C’est bien simple : chacun des films où il apparaît fait parler de lui, que ce soit pour de bonnes ou de mauvaises raisons. Avant Blueberry, il y eut l’évènement Irréversible, bombe – ou pétard mouillé, c’est selon – qui fit trembler la Croisette en 2002. Une longue scène de viol sur Monica Bellucci ou encore un démontage de gueule à l’extincteur firent beaucoup parler. Mais au-delà du scandale, Irréversible est une œuvre unique, moins par son concept anti-chronologique que par la violence de son atmosphère. Comme Dobermann, comme Blueberry, comme d’autres, le film divise, mais brille au moins par son originalité et par sa propension à combler les manques d’un cinéma français de genre pour le moins défaillant. Évidement, Cassel est de chacun de ces projets, ce qui n’a rien d’une coïncidence.

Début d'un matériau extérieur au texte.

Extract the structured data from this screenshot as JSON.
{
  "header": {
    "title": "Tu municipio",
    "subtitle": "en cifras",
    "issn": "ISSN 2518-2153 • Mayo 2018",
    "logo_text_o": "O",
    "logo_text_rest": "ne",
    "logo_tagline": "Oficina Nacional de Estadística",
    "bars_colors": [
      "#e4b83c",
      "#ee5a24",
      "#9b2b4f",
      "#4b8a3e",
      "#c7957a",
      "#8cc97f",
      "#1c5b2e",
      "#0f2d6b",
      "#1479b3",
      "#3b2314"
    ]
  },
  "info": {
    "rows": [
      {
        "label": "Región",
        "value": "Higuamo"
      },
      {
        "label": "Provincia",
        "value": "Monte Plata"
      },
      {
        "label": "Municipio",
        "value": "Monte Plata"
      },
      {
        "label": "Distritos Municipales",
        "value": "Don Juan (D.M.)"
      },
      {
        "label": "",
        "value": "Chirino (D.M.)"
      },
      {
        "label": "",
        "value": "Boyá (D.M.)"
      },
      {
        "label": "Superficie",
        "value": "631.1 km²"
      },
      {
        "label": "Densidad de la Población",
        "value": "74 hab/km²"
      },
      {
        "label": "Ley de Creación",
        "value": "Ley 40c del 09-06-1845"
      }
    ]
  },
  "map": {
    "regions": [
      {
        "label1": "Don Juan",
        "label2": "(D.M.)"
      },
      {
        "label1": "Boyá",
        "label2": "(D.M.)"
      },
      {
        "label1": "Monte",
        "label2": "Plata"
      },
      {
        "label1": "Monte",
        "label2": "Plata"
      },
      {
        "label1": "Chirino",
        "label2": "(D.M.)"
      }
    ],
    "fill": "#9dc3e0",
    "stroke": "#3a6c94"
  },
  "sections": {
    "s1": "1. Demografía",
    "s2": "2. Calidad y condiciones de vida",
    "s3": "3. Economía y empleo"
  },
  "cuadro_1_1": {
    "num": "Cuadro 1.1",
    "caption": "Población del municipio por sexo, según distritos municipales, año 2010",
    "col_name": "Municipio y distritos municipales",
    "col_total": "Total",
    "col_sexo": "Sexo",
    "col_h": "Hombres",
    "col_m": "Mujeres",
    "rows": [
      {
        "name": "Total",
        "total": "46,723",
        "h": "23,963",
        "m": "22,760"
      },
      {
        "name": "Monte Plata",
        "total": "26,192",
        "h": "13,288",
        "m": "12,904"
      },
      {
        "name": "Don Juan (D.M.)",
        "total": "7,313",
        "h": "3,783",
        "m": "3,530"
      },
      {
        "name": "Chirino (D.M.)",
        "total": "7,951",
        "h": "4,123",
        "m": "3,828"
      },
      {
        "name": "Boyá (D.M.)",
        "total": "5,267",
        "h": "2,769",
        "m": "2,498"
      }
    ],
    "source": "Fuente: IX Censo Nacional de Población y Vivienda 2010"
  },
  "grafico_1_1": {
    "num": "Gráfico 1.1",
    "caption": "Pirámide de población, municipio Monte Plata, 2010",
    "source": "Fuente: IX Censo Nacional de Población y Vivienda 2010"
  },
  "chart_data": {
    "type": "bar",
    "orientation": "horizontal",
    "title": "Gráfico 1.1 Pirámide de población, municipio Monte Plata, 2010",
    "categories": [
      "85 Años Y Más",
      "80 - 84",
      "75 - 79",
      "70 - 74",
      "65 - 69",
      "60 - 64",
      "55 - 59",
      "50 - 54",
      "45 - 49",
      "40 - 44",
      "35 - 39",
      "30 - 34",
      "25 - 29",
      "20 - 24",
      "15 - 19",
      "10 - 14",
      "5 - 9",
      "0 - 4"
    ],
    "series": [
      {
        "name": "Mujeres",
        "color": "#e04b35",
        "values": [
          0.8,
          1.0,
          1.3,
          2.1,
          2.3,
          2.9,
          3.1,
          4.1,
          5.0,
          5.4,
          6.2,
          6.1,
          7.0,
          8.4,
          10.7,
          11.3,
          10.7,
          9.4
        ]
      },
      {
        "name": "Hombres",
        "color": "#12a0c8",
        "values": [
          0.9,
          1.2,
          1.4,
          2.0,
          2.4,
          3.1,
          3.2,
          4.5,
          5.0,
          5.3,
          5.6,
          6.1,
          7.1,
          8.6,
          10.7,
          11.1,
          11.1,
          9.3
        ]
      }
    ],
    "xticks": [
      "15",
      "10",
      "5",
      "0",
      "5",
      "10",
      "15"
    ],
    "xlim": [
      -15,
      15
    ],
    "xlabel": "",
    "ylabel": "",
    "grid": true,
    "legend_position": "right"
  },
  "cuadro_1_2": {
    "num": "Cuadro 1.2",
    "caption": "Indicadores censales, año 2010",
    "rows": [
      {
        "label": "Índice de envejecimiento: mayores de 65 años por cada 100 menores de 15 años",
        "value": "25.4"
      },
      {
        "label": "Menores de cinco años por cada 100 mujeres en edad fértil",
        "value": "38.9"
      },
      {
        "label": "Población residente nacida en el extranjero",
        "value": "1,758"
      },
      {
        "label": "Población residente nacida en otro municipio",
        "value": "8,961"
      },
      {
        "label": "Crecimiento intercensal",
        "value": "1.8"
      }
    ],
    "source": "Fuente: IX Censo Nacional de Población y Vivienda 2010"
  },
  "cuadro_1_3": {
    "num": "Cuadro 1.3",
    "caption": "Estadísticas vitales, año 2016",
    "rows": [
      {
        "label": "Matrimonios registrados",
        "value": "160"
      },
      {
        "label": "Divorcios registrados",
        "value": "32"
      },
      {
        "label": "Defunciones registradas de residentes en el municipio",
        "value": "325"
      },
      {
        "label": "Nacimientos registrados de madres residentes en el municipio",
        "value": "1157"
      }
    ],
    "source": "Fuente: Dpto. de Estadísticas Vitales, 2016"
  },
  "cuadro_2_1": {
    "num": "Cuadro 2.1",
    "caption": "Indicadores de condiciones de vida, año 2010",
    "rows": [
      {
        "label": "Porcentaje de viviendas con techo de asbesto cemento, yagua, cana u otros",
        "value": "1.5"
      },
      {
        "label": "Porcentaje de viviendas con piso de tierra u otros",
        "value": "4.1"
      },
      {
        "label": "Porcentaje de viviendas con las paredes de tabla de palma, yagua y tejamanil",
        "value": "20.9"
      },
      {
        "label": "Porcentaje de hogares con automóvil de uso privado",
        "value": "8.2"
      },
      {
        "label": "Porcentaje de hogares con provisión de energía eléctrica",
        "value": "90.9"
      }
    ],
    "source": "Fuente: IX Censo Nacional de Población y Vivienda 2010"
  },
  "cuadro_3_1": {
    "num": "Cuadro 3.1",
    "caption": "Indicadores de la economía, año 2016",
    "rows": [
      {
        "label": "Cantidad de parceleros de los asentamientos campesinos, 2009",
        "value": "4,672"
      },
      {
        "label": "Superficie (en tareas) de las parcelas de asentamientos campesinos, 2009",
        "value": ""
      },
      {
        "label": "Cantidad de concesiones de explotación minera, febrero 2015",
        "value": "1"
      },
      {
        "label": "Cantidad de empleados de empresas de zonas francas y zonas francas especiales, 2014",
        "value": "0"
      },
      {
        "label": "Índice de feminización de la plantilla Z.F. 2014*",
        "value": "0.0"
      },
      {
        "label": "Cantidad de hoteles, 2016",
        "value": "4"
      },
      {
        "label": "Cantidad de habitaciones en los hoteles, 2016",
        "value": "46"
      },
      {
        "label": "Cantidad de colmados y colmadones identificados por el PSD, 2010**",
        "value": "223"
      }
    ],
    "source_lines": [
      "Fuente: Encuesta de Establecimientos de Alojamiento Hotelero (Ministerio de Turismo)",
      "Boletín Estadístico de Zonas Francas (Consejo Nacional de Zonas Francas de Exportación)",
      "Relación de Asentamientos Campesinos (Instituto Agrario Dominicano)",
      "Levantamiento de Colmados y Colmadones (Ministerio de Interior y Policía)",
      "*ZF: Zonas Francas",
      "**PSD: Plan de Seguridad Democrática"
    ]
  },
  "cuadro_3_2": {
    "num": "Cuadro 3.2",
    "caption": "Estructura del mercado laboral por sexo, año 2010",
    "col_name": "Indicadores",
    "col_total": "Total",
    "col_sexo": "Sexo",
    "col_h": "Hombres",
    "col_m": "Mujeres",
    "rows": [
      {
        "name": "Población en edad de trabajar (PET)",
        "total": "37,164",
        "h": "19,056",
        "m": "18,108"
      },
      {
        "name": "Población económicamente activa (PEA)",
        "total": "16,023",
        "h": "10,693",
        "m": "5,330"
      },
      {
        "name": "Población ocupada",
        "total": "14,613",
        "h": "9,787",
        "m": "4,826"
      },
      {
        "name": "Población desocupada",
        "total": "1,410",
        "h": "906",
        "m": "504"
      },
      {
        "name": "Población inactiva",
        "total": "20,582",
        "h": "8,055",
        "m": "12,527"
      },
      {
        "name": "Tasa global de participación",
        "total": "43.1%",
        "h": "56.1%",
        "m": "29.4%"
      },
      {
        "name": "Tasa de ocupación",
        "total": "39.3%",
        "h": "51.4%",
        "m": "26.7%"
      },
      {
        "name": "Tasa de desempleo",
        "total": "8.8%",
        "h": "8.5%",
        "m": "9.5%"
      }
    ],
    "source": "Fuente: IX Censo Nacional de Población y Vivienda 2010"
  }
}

Moins novateur mais au moins aussi passionnant, Agents secrets confirme cette ambition qui est la sienne, et assoit définitivement (notamment chez les amoureux du people) l’étanchéité du couple qu’il forme avec la belle Bellucci.

 

 

Des creux et des bosses

S’amorce alors ce qui constitue dans doute le pan le moins intéressant de sa filmographie. S’il s’avère difficile de refuser à Steven Soderbergh sa présence dans Ocean’s twelve, avec à la clé une scène de cambriolage-capoeira à la fois débile et réjouissante, on voit moins pourquoi il va mettre les pieds dans Dérapage, petit film noir tout pourri avec Jennifer Aniston. Si ce n’est pour se montrer le plus possible au public américain, et se présenter comme le bad Frenchie idéal pour tous les films américains à venir. Puis vient Sheitan, premier rejeton de l’écurie Kourtrajmé, dans lequel il endosse un rôle au ridicule assumé, avant d’être la star multiple d’une fin consternante. Puisque l’on aborde les rôles carrément honteux, autant évoquer tout de suite le faune de Sa majesté Minor, variation pécassienne autour de la mythologie grecque. Un bide conséquent, et c’est tant mieux pour Cassel et son compagnon d’infortune José Garcia, qui semblent se tirer la bourre pour remporter la palme du plus consternant.

 

 


 

 

Promesses tenues

Heureusement, il y a récemment eu plus réjouissant, de quoi nous montrer que Vincent Cassel n’est pas sur le déclin. Inquiétant motherfucker russe chez Cronenberg (à croire, après Birthday girl, qu’il a vraiment une tête de soviétique), il fait bonne figure aux côtés de Viggo Mortensen. La réussite des Promesses de l’ombre pourrait bien lui servir de visa pour de futures aventures américaines. Les promesses de l’ombre : un titre qui décrit parfaitement le diptyque Mesrine, qui nécessita plusieurs années de travail, tant physiquement que mentalement. Métamorphosé, massif, souvent grimé, Cassel y apparaît au meilleur de sa forme, sans tomber pour autant dans l’imitation, l’Actor’s studio ou le sous - de Niro. C’est que, lorsqu’il tord sa grande bouche et plisse les yeux pour se faire inquiétant, notre Vincent national ressemblerait presque au grand Bob. Souhaitons lui de trouver d’aussi grand rôles, d’atteindre la même maturité, et de mieux rebondir au moment de la cinquantaine.